Oleh sebab itu, sebagian ulama ada yang mengabdikan seluruh hidupnya hanya untuk memvalidasi hadits-hadits Nabi, ada juga sebagian lainnya yang mengabdikan seluruh hidupnya untuk memverifikasi keotentikan pemahaman atas teks-teks syar’i yang sudah valid tersebut.
Ibnu al-Qoyim dalam kitabnya I’lam al-Muwaqi’in mengatakan, bahwa ulama dalam Islam itu ada dua, yang pertama adalah al-Huffadz, yaitu para ahli hadits yang menghafal hadits, memvalidasi dan menyampaikannya kepada umat.
Yang kedua adalah al-Fuqoha, yaitu ulama yang fokus dalam menggali hukum dari hadits-hadits atau dalil-dalil yang valid, meletakan kaidah-kaidah serta aturan dalam menggali hukum tersebut.
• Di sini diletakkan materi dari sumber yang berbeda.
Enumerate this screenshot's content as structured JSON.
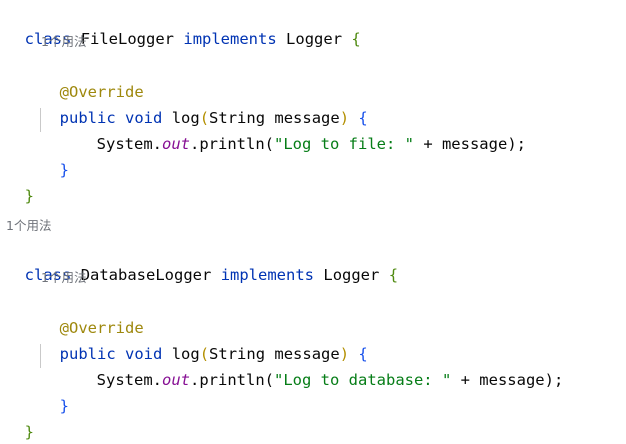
{
  "editor": {
    "block1": {
      "class_kw": "class",
      "class_name": "FileLogger",
      "implements_kw": "implements",
      "interface_name": "Logger",
      "open_brace": "{",
      "usage_hint": "1个用法",
      "annotation": "@Override",
      "public_kw": "public",
      "void_kw": "void",
      "method_name": "log",
      "param_open": "(",
      "param_type": "String",
      "param_name": "message",
      "param_close": ")",
      "method_open": "{",
      "stmt_system": "System.",
      "stmt_out": "out",
      "stmt_println": ".println(",
      "stmt_string": "\"Log to file: \"",
      "stmt_concat": " + message",
      "stmt_end": ");",
      "method_close": "}",
      "class_close": "}"
    },
    "class_usage_hint": "1个用法",
    "block2": {
      "class_kw": "class",
      "class_name": "DatabaseLogger",
      "implements_kw": "implements",
      "interface_name": "Logger",
      "open_brace": "{",
      "usage_hint": "1个用法",
      "annotation": "@Override",
      "public_kw": "public",
      "void_kw": "void",
      "method_name": "log",
      "param_open": "(",
      "param_type": "String",
      "param_name": "message",
      "param_close": ")",
      "method_open": "{",
      "stmt_system": "System.",
      "stmt_out": "out",
      "stmt_println": ".println(",
      "stmt_string": "\"Log to database: \"",
      "stmt_concat": " + message",
      "stmt_end": ");",
      "method_close": "}",
      "class_close": "}"
    }
  },
  "colors": {
    "keyword": "#0033b3",
    "annotation": "#9e880d",
    "string": "#067d17",
    "static_field": "#871094",
    "usage_hint": "#6f737a",
    "class_brace": "#4f8a10",
    "method_brace": "#1750eb"
  }
}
Ditangan merekalah hukum Allah diterapkan di dunia, halal haram, boleh tidak, benar salah, menjadi tanggungjawab mereka.
Pantas saja al-‘Amasy seorang ahli hadits pernah berkata kepada imam Abu Hanifah sang faqih: “engkau adalah dokter sedangkan kami apotekernya”. Ya, dokter tau cara mendeteksi penyakit, kemudian memberi obat yang benar dengan dosis yang tepat, dan apoteker lah yang menyediakan obat tersebut.
Begitu juga imam Syafi’i pernah berkata dalam al-Umm, bahwasanya ilmu itu diperoleh dengan dua cara yaitu ittiba’ dan istinbath, maksudnya adalah untuk memperoleh ilmu yang benar maka selain merujuk kepada sumber hukum yang benar, juga harus memahaminya dengan pemahaman yang benar pula.
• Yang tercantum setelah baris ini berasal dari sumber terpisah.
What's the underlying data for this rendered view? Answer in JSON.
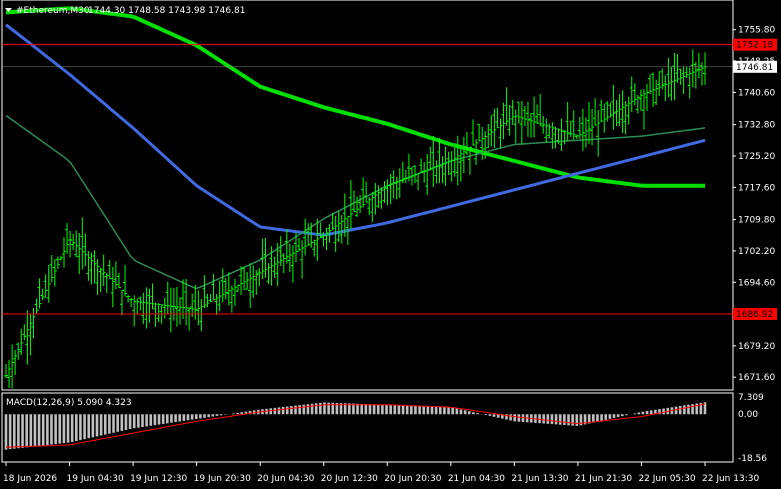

Bila dalam menjaga validitas sumber hukum Islam khususnya hadits-hadits Nabi adalah dengan cara memeriksa riwayat atau sanad, hadits ini dari gurunya, gurunya dari gurunya, gurunya dari sahabat dan sahabat langsung mendengar dari Rosulullah.
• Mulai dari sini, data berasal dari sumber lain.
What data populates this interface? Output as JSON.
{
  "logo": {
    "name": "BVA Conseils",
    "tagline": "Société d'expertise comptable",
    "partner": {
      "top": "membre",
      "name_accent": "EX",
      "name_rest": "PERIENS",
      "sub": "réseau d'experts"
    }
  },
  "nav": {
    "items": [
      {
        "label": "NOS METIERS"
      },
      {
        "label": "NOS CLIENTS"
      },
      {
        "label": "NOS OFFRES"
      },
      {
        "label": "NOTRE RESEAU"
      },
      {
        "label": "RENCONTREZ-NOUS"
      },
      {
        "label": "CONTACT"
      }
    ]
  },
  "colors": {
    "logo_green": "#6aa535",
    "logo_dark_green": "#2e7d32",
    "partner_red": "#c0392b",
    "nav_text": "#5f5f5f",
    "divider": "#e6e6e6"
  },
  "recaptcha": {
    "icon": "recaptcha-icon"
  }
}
Maka untuk memverifikasi keotentikan suatu pemahaman adalah dengan cara berguru kemudian memiliki pemahaman dasar yang benar kemudian menguasai ilmu alat, karena para imam terdahulu pun sebelum mampu berfatwa, mereka berguru pada gurunya, gurunya berguru pada gurunya, gurunya berguru pada para sahabat, dan para sahabat berguru langsung kepada Rasulullah.
Itulah sebabnya dahulu ketika Imam Syafi’i di Mesir menulis kitab ar-Risalah, berbondong-bondong manusia datang ke Mesir untuk berguru kepada beliau mendengar penjelasan langsung kitab ar-Risalah tersebut dari mulut Imam Syafi’i.
Padahal bisa saja orang-orang ketika itu membeli atau mencetak sendiri kitab ar-Risalah kemudian membacanya di rumah.
Namun mereka tau bahwasanya ilmu itu adalah warisan Nabi yang diterima para ulama, kalau saja ilmu itu letaknya hanya di kitab, hadits Nabi yang mengatakan “Allah mencabut ilmu dengan cara mewafatkan para ulama” menjadi tidak berlaku.